Want something similar but without nuts? Try Black Bottom Oatmeal Pie. If you’re baking for someone vegan, you can try out this Vegan Pecan Pie recipe. For something both chocolatey and nutty, and just as easy to make as this, try Pecan Fudge Pie.

Pecan Pie
Prep Time
10 mins
Cook Time
50 mins
Total Time
1 hr
Servings: 8
Author: Leona Konkel
  • 1 Pie Crust (see below for a pie crust recipe)
  • 3 eggs slightly beaten
  • 1 cup corn syrup
  • 2/3 cup sugar
  • 1/3 cup butter or margarine melted
  • 1 teaspoon vanilla
  • 1 1/4 - 1 1/2 cups pecan halves or chopped pecans (we always think more is better)
  1. Mix together eggs, corn syrup, sugar, butter, and vanilla, whisking until combined. Stir in pecans. Pour into prepared pie crust. Cover the edges of the pie crust with foil. Bake at 350F for 25 minutes. Remove foil and bake another 20-25 minutes. Filling will seem set and pie will not jiggle when done. Cool completely before serving.


Single Pie Crust

This standard pie crust is adapted from the Betty Crocker Cookbook.

Author: Leona Konkel
  • 1 cup flour
  • 1/2 teaspoon salt
  • 6 tablespoons butter, shortening, or margarine (cold, cut into small pieces) (butter gives best flavor; use shortening or margarine for a more tender texture)
  • 2-3 tablespoons water (very cold)
  1. Combine flour and salt. Use a pastry cutter or two knives to cut in the butter, until the mixture resembles small crumbs.
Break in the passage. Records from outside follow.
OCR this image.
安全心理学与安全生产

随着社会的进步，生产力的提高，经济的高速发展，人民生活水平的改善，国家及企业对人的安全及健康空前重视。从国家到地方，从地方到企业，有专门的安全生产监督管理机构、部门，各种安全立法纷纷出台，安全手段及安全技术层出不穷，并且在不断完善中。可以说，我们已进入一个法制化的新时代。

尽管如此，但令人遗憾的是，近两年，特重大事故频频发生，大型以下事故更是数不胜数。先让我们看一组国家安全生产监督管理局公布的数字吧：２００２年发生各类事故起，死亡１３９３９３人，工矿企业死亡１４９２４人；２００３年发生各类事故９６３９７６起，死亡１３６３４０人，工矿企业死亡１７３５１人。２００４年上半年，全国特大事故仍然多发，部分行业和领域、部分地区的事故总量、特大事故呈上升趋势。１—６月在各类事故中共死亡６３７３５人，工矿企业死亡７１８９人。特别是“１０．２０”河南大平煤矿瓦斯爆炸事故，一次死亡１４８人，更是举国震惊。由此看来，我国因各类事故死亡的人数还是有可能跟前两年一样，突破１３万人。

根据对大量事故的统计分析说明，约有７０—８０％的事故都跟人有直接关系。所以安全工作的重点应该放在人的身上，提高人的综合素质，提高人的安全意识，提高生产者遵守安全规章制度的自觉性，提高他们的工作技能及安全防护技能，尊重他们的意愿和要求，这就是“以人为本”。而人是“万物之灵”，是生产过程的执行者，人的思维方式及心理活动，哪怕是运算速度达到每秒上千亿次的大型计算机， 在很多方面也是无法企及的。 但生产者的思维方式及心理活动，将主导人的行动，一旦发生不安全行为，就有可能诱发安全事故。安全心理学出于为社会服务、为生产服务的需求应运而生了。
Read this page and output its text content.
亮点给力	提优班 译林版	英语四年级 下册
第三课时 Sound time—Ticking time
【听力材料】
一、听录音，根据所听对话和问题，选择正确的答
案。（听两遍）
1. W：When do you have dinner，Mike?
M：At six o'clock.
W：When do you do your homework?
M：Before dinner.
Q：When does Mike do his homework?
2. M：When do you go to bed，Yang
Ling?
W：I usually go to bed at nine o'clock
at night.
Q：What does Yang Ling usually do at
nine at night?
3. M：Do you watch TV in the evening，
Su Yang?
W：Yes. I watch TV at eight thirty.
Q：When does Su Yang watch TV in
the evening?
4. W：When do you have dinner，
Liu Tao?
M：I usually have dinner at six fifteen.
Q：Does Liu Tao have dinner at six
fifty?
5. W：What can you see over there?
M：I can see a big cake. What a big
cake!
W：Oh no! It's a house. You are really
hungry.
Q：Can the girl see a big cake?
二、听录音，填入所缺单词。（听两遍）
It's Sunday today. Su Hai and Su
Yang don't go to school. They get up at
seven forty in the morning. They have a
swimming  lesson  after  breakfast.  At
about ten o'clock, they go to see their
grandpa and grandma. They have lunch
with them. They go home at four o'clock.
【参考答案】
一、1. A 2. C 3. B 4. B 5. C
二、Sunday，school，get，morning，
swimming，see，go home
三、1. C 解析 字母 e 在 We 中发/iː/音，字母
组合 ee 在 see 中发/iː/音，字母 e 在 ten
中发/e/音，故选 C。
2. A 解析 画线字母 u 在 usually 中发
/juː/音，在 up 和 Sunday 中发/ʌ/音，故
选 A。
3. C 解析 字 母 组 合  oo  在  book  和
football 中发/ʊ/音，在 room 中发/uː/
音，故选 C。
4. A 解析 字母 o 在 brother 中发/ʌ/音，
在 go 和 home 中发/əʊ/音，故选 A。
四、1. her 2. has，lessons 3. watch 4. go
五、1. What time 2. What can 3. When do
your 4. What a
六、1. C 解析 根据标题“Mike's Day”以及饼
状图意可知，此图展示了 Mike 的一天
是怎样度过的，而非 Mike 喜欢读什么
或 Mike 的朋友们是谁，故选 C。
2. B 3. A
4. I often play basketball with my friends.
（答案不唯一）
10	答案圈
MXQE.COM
Stir in just enough water to make a ball of dough form. Use your hands to shape the dough into a ball. Place on plastic wrap and flatten it into a disc. Wrap and place in the refrigerator for 1 hour to let the butter in the crust chill.

  2. Turn the crust out onto a floured surface, or roll it between two pieces of waxed paper or parchment. Roll out the dough into a circle about 2 inches larger than your pie pan. If necessary, pinch off ragged edges from the dough and patch them onto holes in the crust as you roll it out.

  3. Carefully fold the pie crust in half, draping it over the rolling pin if necessary, then place it in the pie pan. Settle the crust into the edges without pushing it down or smashing it. Leaving a 1/2 to 1-inch circumference around the edge, trim any ragged pieces of dough off. (Sprinkle these with cinnamon sugar and bake at whatever temperature your recipe calls for, for 5-8 minutes while you preheat your oven. Yum!) Tuck the edge of the dough underneath itself (so the seam is against the rim of the pie pan). Gently pinch the edges of the crust between your fingertips to shape them into a wavy shape.

  4. To make a pre-baked shell, prick the bottom of the crust all over with a fork and bake at 475F for 8-10 minutes. 

  5. For a filled pie, you can prick the crust as above and parbake the crust at 425F for 8-10 minutes if desired. I usually do not. If not parbaking, fill pie and bake as specified in your recipe.